Disparition d'Emile : du Vernet à Ganagobie et Peyroules, le mystère de 3 enfants disparus dans les Alpes-de-Haute-Provence
Le Vernet, Ganagobie, Peyroules
Les recherches se poursuivent dans le village du Vernet (Alpes-de-Haute-Provence) afin de retrouver le petit Emile, porté disparu depuis le samedi 8 juillet, aux alentours de 17 heures, alors qu’il jouait dans le jardin de la résidence familiale de ses grands-parents. Le petit garçon, âgé de deux ans et demi, a été aperçu seul pour la dernière fois par deux témoins samedi dans le hameau du Haut-Vernet qui se trouve à près de 2 km au-dessus de l’entrée du village, toujours bouclé, ce mercredi 12 juillet, par la gendarmerie pour les besoins de l’enquête, "pour recherche des causes de la disparition " confiée à la Section de recherche (SR) de la gendarmerie de Marseille. "À l’heure où je vous parle, les opérations n’ont pas apporté d’éléments utiles à l’enquête. (...) Emile n’a pas été retrouvé", a reconnu, le mardi 11 juillet, le procureur de la République de Digne-les-Bains, Rémy Avon, lors d’un point presse. "Nous n’avons aucun indice, aucune information, aucun élément qui puisse nous aider à comprendre cette disparition", avait alors souligné le magistrat. Le mystère demeure malgré la mobilisation de près de 800 personnes, gendarmes, sapeurs-pompiers et bénévoles.

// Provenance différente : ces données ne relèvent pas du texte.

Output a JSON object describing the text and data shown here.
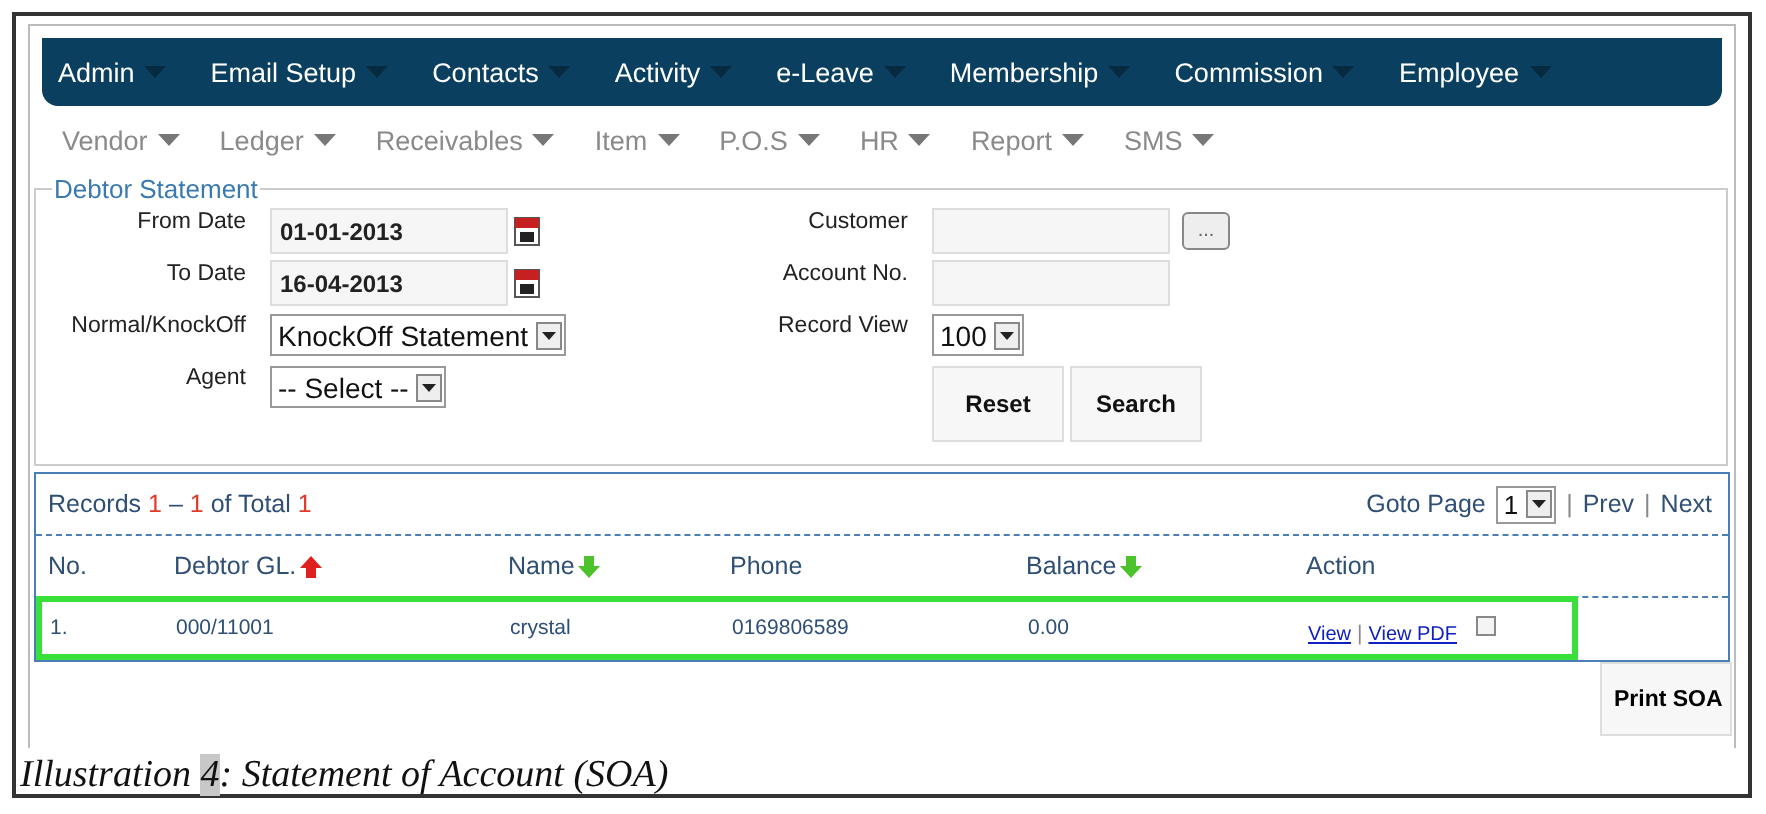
{
  "main_menu": [
    {
      "label": "Admin"
    },
    {
      "label": "Email Setup"
    },
    {
      "label": "Contacts"
    },
    {
      "label": "Activity"
    },
    {
      "label": "e-Leave"
    },
    {
      "label": "Membership"
    },
    {
      "label": "Commission"
    },
    {
      "label": "Employee"
    }
  ],
  "sub_menu": [
    {
      "label": "Vendor"
    },
    {
      "label": "Ledger"
    },
    {
      "label": "Receivables"
    },
    {
      "label": "Item"
    },
    {
      "label": "P.O.S"
    },
    {
      "label": "HR"
    },
    {
      "label": "Report"
    },
    {
      "label": "SMS"
    }
  ],
  "form": {
    "title": "Debtor Statement",
    "from_date": {
      "label": "From Date",
      "value": "01-01-2013"
    },
    "to_date": {
      "label": "To Date",
      "value": "16-04-2013"
    },
    "statement_type": {
      "label": "Normal/KnockOff",
      "value": "KnockOff Statement"
    },
    "agent": {
      "label": "Agent",
      "value": "-- Select --"
    },
    "customer": {
      "label": "Customer",
      "browse": "..."
    },
    "account_no": {
      "label": "Account No."
    },
    "record_view": {
      "label": "Record View",
      "value": "100"
    },
    "buttons": [
      "Reset",
      "Search"
    ]
  },
  "results": {
    "records": {
      "prefix": "Records",
      "from": "1",
      "dash": "–",
      "to": "1",
      "of": "of Total",
      "total": "1"
    },
    "goto_label": "Goto Page",
    "page": "1",
    "sep1": "|",
    "prev": "Prev",
    "sep2": "|",
    "next": "Next",
    "columns": [
      {
        "label": "No.",
        "sorted_up": false,
        "sorted_down": false
      },
      {
        "label": "Debtor GL.",
        "sorted_up": true,
        "sorted_down": false
      },
      {
        "label": "Name",
        "sorted_up": false,
        "sorted_down": true
      },
      {
        "label": "Phone",
        "sorted_up": false,
        "sorted_down": false
      },
      {
        "label": "Balance",
        "sorted_up": false,
        "sorted_down": true
      },
      {
        "label": "Action",
        "sorted_up": false,
        "sorted_down": false
      }
    ],
    "rows": [
      {
        "no": "1.",
        "debtor_gl": "000/11001",
        "name": "crystal",
        "phone": "0169806589",
        "balance": "0.00",
        "view": "View",
        "sep": "|",
        "view_pdf": "View PDF",
        "checked": false,
        "highlighted": true
      }
    ],
    "print_button": "Print SOA"
  },
  "caption": {
    "label": "Illustration",
    "number": "4",
    "title": ": Statement of Account (SOA)"
  }
}
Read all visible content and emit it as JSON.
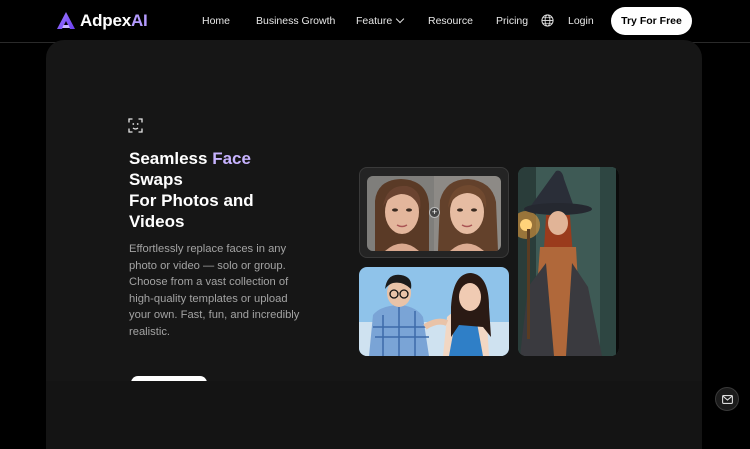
{
  "nav": {
    "brand_main": "Adpex",
    "brand_ai": "AI",
    "links": [
      "Home",
      "Business Growth",
      "Feature",
      "Resource",
      "Pricing"
    ],
    "login": "Login",
    "cta": "Try For Free"
  },
  "hero": {
    "title_part1": "Seamless ",
    "title_accent": "Face",
    "title_line2": "Swaps",
    "title_line3": "For Photos and",
    "title_line4": "Videos",
    "description": "Effortlessly replace faces in any photo or video — solo or group. Choose from a vast collection of high-quality templates or upload your own. Fast, fun, and incredibly realistic."
  },
  "icons": {
    "logo": "adpex-logo-icon",
    "feature": "face-scan-icon",
    "language": "globe-icon",
    "dropdown": "chevron-down-icon",
    "swap": "plus-icon",
    "contact": "mail-icon"
  },
  "colors": {
    "accent": "#c7b3ff",
    "brand_ai": "#b59cff",
    "background": "#000000",
    "card": "#161616"
  }
}
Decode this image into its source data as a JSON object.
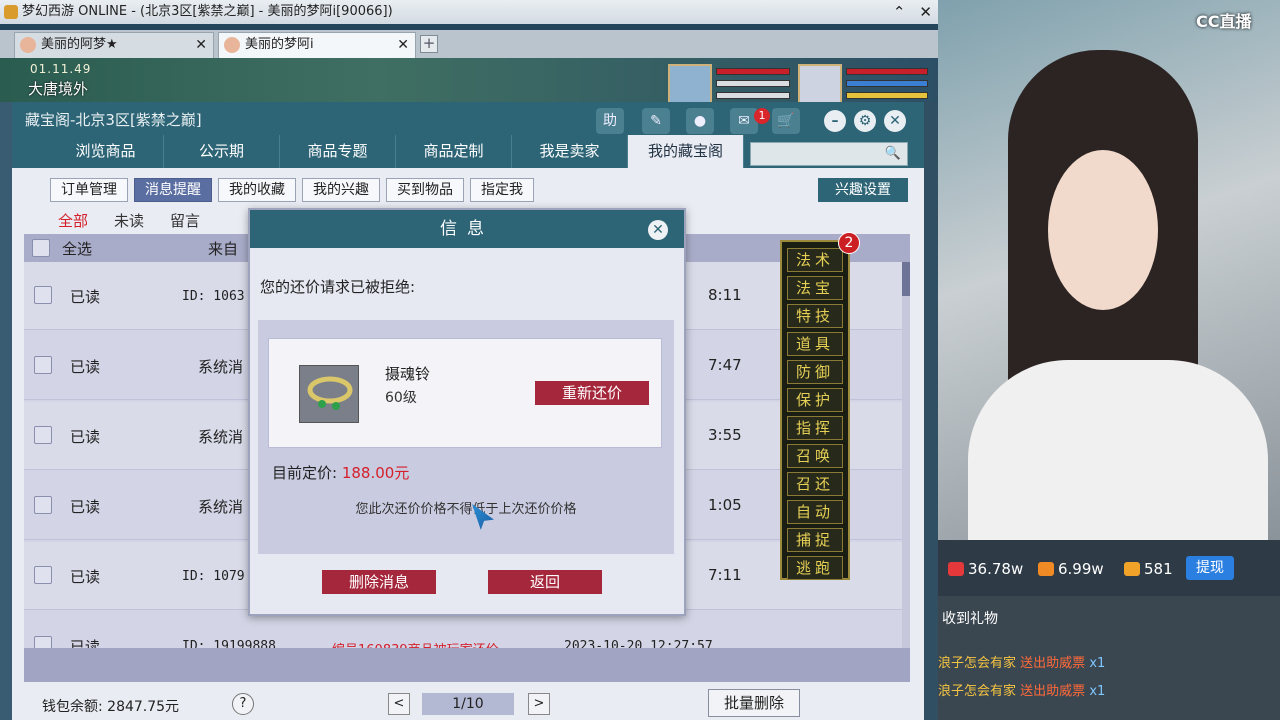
{
  "window": {
    "title": "梦幻西游 ONLINE - (北京3区[紫禁之巅] - 美丽的梦阿i[90066])",
    "tabs": [
      "美丽的阿梦★",
      "美丽的梦阿i"
    ]
  },
  "scene": {
    "time": "01.11.49",
    "place": "大唐境外"
  },
  "cbg": {
    "title": "藏宝阁-北京3区[紫禁之巅]",
    "header_icons": {
      "help": "助",
      "message_badge": "1"
    },
    "main_tabs": [
      "浏览商品",
      "公示期",
      "商品专题",
      "商品定制",
      "我是卖家",
      "我的藏宝阁"
    ],
    "sub_tabs": [
      "订单管理",
      "消息提醒",
      "我的收藏",
      "我的兴趣",
      "买到物品",
      "指定我"
    ],
    "interest_settings": "兴趣设置",
    "filters": [
      "全部",
      "未读",
      "留言"
    ],
    "table_head": {
      "select_all": "全选",
      "from": "来自"
    },
    "rows": [
      {
        "status": "已读",
        "from": "ID: 1063",
        "time": "8:11"
      },
      {
        "status": "已读",
        "from": "系统消",
        "time": "7:47"
      },
      {
        "status": "已读",
        "from": "系统消",
        "time": "3:55"
      },
      {
        "status": "已读",
        "from": "系统消",
        "time": "1:05"
      },
      {
        "status": "已读",
        "from": "ID: 1079",
        "time": "7:11"
      },
      {
        "status": "已读",
        "from": "ID: 19199888",
        "msg": "编号160839商品被玩家还价",
        "time": "2023-10-20 12:27:57"
      }
    ],
    "wallet": "钱包余额: 2847.75元",
    "help_q": "?",
    "pager": {
      "prev": "<",
      "page": "1/10",
      "next": ">"
    },
    "batch_delete": "批量删除"
  },
  "skills": {
    "badge": "2",
    "items": [
      "法术",
      "法宝",
      "特技",
      "道具",
      "防御",
      "保护",
      "指挥",
      "召唤",
      "召还",
      "自动",
      "捕捉",
      "逃跑"
    ]
  },
  "dialog": {
    "title": "信息",
    "close": "✕",
    "message": "您的还价请求已被拒绝:",
    "item_name": "摄魂铃",
    "item_level": "60级",
    "recount_button": "重新还价",
    "price_label": "目前定价:",
    "price_value": "188.00元",
    "hint": "您此次还价价格不得低于上次还价价格",
    "delete_button": "删除消息",
    "back_button": "返回"
  },
  "stream": {
    "logo": "CC直播",
    "stats": {
      "heat": "36.78w",
      "fans": "6.99w",
      "gifts": "581",
      "withdraw": "提现"
    },
    "gifts_title": "收到礼物",
    "gift_lines": [
      {
        "user": "浪子怎会有家",
        "act": "送出助威票",
        "cnt": "x1"
      },
      {
        "user": "浪子怎会有家",
        "act": "送出助威票",
        "cnt": "x1"
      }
    ]
  },
  "colors": {
    "header": "#2d6476",
    "accent_red": "#a5273c",
    "price_red": "#d51f2a"
  }
}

Mai 1989 : la disparition inexpliquée du petit Yannis à Ganagobie "Cela nous remémore beaucoup de choses. J’ai envoyé un petit message de soutien au maire du Vernet, François Balique", témoigne la maire depuis 2020 de Ganagobie, Sylvie Belmonte, 67 ans. Il y a 34 ans, "j’étais secrétaire de mairie et j’ai participé aux recherches pour essayer de retrouver le petit Yannis". La récente disparition du petit Émile au Vernet fait malheureusement écho à celle de Yannis Moré, âgé alors de 3 ans, le 2 mai 1989 à Ganagobie, un village calme et paisible de 90 habitants dans ce même département des Alpes-de-Haute-Provence. Ce jour-là, vers 10 heures, Yannis disparaît, mystérieusement, alors qu’il s’amuse avec trois de ses frères, alors âgés entre 5 et 9 ans, dans une petite cabane à quelques mètres de la maison familiale, entourée d’une vaste forêt, située dans le hameau du Belvédère qui surplombe la rivière de la Durance. Une centaine de gendarmes, militaires, sapeurs-pompiers et bénévoles vont alors participer aux opérations de secours. Pas de témoin, ni d’indices. Pas de suspect, ni de rançon.
Lors d’une interview accordée à La Provence, le 2 mai 2016, la maman de Yannis, Pascaline Moré, tient le dernier portrait "vieilli" de son enfant réalisé en 2009 pour ses 20 ans. Photo Jérémy Michaudet
"Nous étions installés à Ganagobie depuis 18 mois... Je les voyais s’amuser depuis la fenêtre. C’était la première fois qu’ils me demandaient d’aller au-dessus de la maison. J’ai dit à l’aîné de faire attention à son petit frère. Ils m’ont dit que Yannis allait voir les chiots d’un voisin à côté", avait expliqué la maman de Yannis, Pascaline Moré, dans une interview accordée à La Provence, le 2 mai 2016. Yannis est-il toujours en vie ? "Je veux savoir ! Enfin ?", hésitait-elle. "Pourquoi pas... On ne sait jamais. On ne saura sûrement jamais. On se donne de l’espoir", confiait-elle alors.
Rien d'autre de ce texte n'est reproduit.